Sync waves are a liability for standard deployments. They introduce ordering dependencies that create deadlocks when any resource in a wave fails. Reserve sync waves for genuine ordering requirements (CRDs before CRs).
Set retry.limit: -1. The default limit of 5 causes ArgoCD to abandon broken applications after a few minutes. Unlimited retries with exponential backoff ensures fix commits are picked up automatically without manual intervention.
Liveness probes must use tools present in the container image. Minimal images may lack ps, curl, or wget. The /proc filesystem is always available on Linux and provides process information without additional packages.

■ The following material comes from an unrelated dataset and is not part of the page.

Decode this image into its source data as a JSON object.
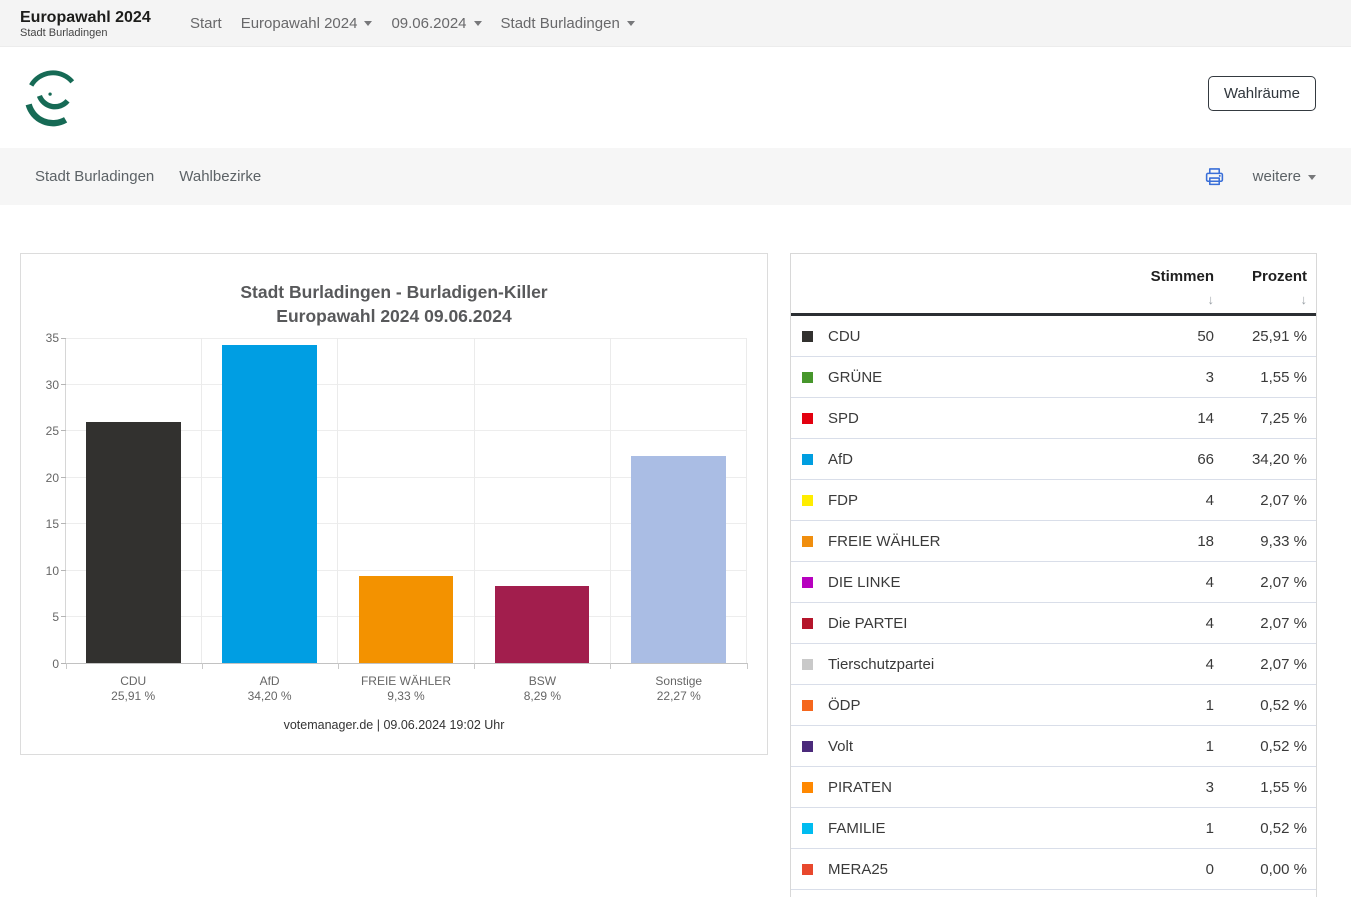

A stuck sync operation blocks all future syncs. Clear it with kubectl patch application <name> -n argocd --type merge -p '{"operation": null}' before forcing a fresh sync.
ArgoCD Project destination lists are a common blind spot. When adding a new application, verify the target namespace is in the project’s allowed destinations. The InvalidSpecError appears in .status.conditions but is easy to miss in the UI.
Compare working and broken environments. Production was partially working while sandbox was completely broken. Comparing the two revealed which issues were image-specific (liveness probe) versus sync-specific (stuck operation).